Der Name des Bad Krozinger Spargelbau-Betriebs wird in gesamten Artikel nicht genannt!
Der Spiegel lässt zum Schluss noch rumänische Saisonarbeitskräfte zu Wort kommen, die früher in dem ungenannten Betrieb gearbeitet haben, in dem der Rumäne Nicolae Bahan angeblich (laut Ansage der CDU-Landwirtschaftsministerin Julia Klöckner) mit, aber nicht an Corona gestorben sei. Wie viel Trost erwächst den Hinterbliebenen aus der Präposition „mit“ statt „an“? Übrigens belaste Covid 19 das Herz-Kreislaufsystem in besonderer Weise. Die Warnung für Menschen mit Vorerkrankungen ist bekannt. Dass diese Menschen mit Vorerkrankungen ohne die zusätzliche Belastung durch das Virus vielleicht noch eine Weile gelebt hätten, interessiert dann schon keinen mehr.

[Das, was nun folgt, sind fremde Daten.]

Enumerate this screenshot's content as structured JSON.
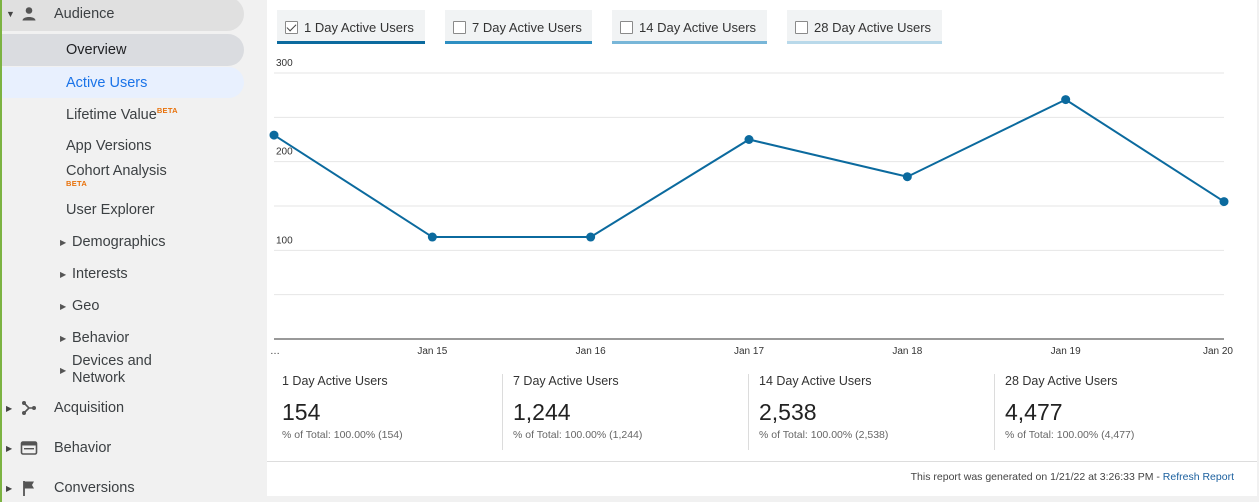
{
  "sidebar": {
    "audience": "Audience",
    "items": {
      "overview": "Overview",
      "active_users": "Active Users",
      "lifetime_value": "Lifetime Value",
      "app_versions": "App Versions",
      "cohort_analysis": "Cohort Analysis",
      "user_explorer": "User Explorer",
      "demographics": "Demographics",
      "interests": "Interests",
      "geo": "Geo",
      "behavior": "Behavior",
      "devices_line1": "Devices and",
      "devices_line2": "Network"
    },
    "beta": "BETA",
    "acquisition": "Acquisition",
    "behavior_top": "Behavior",
    "conversions": "Conversions"
  },
  "tabs": [
    {
      "label": "1 Day Active Users",
      "checked": true,
      "color": "#0b6a9e"
    },
    {
      "label": "7 Day Active Users",
      "checked": false,
      "color": "#2e8fc2"
    },
    {
      "label": "14 Day Active Users",
      "checked": false,
      "color": "#78b6d8"
    },
    {
      "label": "28 Day Active Users",
      "checked": false,
      "color": "#b9d9ea"
    }
  ],
  "chart_data": {
    "type": "line",
    "categories": [
      "…",
      "Jan 15",
      "Jan 16",
      "Jan 17",
      "Jan 18",
      "Jan 19",
      "Jan 20"
    ],
    "series": [
      {
        "name": "1 Day Active Users",
        "values": [
          230,
          115,
          115,
          225,
          183,
          270,
          155
        ]
      }
    ],
    "yticks": [
      100,
      200,
      300
    ],
    "ylim": [
      0,
      300
    ],
    "color": "#0b6a9e"
  },
  "summary": [
    {
      "name": "1 Day Active Users",
      "value": "154",
      "total": "% of Total: 100.00% (154)"
    },
    {
      "name": "7 Day Active Users",
      "value": "1,244",
      "total": "% of Total: 100.00% (1,244)"
    },
    {
      "name": "14 Day Active Users",
      "value": "2,538",
      "total": "% of Total: 100.00% (2,538)"
    },
    {
      "name": "28 Day Active Users",
      "value": "4,477",
      "total": "% of Total: 100.00% (4,477)"
    }
  ],
  "footer": {
    "text": "This report was generated on 1/21/22 at 3:26:33 PM - ",
    "link": "Refresh Report"
  }
}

Unter nachgenannten Bedingungen stechen bzw. stachen diese ach so hochgeschätzten Erntehelfer in Bad Krozingen das Luxus-Gemüse aus der Erde:
Um genug zu verdienen, hätten sie manchmal sogar zwei Schichten pro Tag gearbeitet. Die Unterkünfte seien heruntergekommen gewesen. „Wir waren fünf bis sieben Leute je Zimmer, die Spinde in unseren Zimmern waren verrostet, die Betten aus Eisen wie im Gefängnis, im Gemeinschaftsbad waren die Duschen nur durch Plastikvorhänge abgetrennt und in der Küche gab es nicht einmal ein Waschbecken„, sagt Ionela Rusu.
Die Ausweise hätte man ihnen bei der Ankunft abgenommen, sagt Ionela Rusu, Arbeitsverträge hätten sie zwar unterschrieben, aber nie eine zweite Ausfertigung oder eine Kopie erhalten. Und Lohnabrechnungen? „Sie bringen mich zum Lachen“, antwortet Ionela Rusu auf die Frage. Inzwischen arbeitet das Ehepaar in einem anderen landwirtschaftlichen Betrieb in Süddeutschland.
(Spiegel 22.04.2020: „Ein Leben für den Spargel“; Hervorhebg. K. B.)
Onkel Toms Hütte halt – übersetzt ins 21. Jahrhundert.
Elke Krieg hat sich ganz ausführlich mit dem Thema beschäftigt und schreibt bzw. verlinkt dazu hier, hier, hier und hier.
Ich hoffe ja nur, dass die Kirchen in Deutschland es bald wieder ermöglichen können, dass die agrar-affinen Heuchler mit dem breit vorangetragenen C sich für ihr menschenverachtendes Tun periodisch ihre Absolution abholen können?
[Aktualisierung vom 26.04.2020: Passend zum Thema verweist eine Leserzuschrift auf das ZEIT-Essay „Menschenopfer für den Kapitalismus“ von Thomas Assheuer.]